Two distinct uses of it may be noted. It, when referring to something that precedes, may be called "retrospective;" but when to something that follows, "prospective." In "Avoid indiscriminate charity: it is a crime," "it" is retrospective.[6] In "It is a crime to give indiscriminately," "it" is prospective.

The prospective "it," if productive of ambiguity, can often be omitted by using the infinitive as a subject: "To give indiscriminately is a crime."

*6. Report a speech in the First, not the Third Person, where necessary to avoid ambiguity.* Speeches in the third person afford a particular, though very common case, of the general ambiguity mentioned in (5). Instead of "He told his friend that if he did not feel better &c.," write "He said to his friend, 'If, I (or you) don't feel better &c.'"

*6 a. Sometimes, where the writer cannot know the exact words, or where the exact words are unimportant, or lengthy and uninteresting, the Third Person is preferable.* Thus, where Essex is asking Sir Robert Cecil that Francis Bacon may be appointed Attorney-General, the dialogue is (as it almost always is in Lord Macaulay's writings) in the First Person, except where it becomes tedious and uninteresting so as to require condensation, and then it drops into the Third Person:

"Sir Robert had nothing to say but that he thought his own abilities equal to the place which he hoped to obtain, and that his father's long services deserved such a mark of gratitude from the Queen."

*6 b.

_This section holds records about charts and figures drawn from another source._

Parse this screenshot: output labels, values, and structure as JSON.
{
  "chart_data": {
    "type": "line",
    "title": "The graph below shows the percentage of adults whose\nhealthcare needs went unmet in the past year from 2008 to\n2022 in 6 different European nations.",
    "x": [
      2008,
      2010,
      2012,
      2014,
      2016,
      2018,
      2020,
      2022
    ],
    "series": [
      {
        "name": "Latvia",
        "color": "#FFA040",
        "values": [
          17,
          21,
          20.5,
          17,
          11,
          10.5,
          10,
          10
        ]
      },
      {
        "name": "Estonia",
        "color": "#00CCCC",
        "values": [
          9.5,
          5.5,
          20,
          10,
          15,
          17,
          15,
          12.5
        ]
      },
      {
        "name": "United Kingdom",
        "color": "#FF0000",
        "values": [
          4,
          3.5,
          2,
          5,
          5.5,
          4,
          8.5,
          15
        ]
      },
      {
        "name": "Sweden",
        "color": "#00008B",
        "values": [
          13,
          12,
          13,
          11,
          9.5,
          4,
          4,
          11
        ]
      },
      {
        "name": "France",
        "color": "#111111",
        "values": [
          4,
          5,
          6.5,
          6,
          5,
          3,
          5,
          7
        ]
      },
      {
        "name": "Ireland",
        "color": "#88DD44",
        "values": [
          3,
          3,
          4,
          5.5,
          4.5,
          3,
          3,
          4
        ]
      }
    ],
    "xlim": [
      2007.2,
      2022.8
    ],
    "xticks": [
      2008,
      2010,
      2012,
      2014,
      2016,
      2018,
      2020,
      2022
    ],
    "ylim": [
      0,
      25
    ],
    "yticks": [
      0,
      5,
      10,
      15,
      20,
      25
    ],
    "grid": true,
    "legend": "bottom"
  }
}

Omission of "that" in a speech reported in the Third Person.*—Even when a speech is reported in the third person, "that" need not always be inserted before the dependent verb. Thus, instead of "He said that he took it ill that his promises were not believed," we may write, "'He took it ill,' he said, 'that &c.'" This gives a little more life, and sometimes more clearness also.

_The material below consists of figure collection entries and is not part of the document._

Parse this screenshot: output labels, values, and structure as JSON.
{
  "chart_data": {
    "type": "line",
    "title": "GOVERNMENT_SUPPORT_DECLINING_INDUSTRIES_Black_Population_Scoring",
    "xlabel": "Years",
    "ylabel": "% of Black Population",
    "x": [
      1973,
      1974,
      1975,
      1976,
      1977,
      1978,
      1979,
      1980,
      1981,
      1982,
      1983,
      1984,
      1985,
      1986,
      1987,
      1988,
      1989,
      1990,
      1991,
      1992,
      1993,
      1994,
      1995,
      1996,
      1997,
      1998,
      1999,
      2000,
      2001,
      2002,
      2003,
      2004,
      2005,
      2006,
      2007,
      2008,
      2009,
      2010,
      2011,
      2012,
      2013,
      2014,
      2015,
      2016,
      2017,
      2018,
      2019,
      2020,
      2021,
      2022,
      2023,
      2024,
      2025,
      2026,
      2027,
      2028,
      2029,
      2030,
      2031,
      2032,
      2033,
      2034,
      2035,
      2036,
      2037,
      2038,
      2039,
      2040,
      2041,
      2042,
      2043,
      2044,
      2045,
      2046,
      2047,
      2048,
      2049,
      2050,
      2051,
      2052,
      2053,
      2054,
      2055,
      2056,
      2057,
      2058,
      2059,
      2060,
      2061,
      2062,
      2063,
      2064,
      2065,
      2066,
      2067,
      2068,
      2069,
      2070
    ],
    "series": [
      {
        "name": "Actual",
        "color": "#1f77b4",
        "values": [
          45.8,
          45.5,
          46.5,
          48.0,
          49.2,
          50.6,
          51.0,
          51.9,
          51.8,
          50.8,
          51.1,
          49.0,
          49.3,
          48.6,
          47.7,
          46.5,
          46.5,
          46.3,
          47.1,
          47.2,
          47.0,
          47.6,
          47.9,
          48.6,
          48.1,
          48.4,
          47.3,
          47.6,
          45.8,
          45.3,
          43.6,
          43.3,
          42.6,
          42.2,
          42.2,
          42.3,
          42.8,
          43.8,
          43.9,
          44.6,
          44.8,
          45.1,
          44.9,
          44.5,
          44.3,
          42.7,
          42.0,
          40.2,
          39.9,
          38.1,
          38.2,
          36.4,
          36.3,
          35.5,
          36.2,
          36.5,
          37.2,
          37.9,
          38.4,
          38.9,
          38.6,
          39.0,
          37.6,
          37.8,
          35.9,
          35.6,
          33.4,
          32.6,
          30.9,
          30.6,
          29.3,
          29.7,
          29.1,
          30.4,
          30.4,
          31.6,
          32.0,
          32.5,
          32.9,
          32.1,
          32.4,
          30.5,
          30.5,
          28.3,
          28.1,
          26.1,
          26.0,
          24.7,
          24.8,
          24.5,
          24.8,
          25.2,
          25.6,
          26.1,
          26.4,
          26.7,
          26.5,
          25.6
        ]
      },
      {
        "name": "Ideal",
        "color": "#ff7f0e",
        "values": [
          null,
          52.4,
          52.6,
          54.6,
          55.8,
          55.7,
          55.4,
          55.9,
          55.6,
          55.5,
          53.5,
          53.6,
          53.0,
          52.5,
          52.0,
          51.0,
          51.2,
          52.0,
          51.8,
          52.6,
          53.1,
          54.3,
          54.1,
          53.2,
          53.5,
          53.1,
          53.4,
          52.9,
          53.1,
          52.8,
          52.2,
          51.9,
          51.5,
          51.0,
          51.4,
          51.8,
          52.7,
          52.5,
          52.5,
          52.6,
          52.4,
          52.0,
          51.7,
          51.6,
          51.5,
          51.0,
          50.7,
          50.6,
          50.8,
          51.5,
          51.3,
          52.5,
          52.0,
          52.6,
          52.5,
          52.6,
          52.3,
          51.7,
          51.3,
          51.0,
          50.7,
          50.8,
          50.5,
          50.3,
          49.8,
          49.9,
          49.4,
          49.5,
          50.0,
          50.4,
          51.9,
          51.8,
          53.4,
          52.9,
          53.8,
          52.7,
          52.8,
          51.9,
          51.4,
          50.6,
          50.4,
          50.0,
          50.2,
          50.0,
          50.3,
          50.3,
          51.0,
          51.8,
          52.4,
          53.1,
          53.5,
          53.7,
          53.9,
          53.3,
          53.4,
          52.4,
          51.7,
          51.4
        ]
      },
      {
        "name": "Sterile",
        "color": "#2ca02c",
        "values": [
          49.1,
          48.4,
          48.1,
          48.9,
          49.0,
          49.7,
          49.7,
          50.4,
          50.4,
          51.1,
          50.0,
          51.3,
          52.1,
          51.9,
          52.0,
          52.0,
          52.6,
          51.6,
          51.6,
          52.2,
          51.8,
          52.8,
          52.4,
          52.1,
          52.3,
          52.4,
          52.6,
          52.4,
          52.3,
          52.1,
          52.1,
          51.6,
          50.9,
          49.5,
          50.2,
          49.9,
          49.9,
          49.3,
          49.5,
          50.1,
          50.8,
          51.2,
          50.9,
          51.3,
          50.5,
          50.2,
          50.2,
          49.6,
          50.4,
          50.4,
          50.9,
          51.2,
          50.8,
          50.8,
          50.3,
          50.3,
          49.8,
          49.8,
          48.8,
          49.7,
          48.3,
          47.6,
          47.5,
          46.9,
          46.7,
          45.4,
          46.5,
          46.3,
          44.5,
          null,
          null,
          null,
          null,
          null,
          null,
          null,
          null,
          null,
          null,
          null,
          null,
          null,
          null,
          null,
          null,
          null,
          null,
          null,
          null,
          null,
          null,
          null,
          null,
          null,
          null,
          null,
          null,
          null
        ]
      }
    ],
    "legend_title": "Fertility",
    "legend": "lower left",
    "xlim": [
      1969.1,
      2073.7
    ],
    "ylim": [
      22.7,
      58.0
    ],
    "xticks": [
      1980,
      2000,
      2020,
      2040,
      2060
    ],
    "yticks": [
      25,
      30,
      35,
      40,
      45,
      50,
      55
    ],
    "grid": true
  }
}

*7. When you use a Participle, as "walking," implying "when," "while," "though," "that," make it clear by the context what is implied.*

"Republics, in the first instance, are never desired for their own sakes. I do not think they will finally be desired at all, unaccompanied by courtly graces and good breeding."

Here there is a little doubt whether the meaning is "since they are, or, if they are, unaccompanied."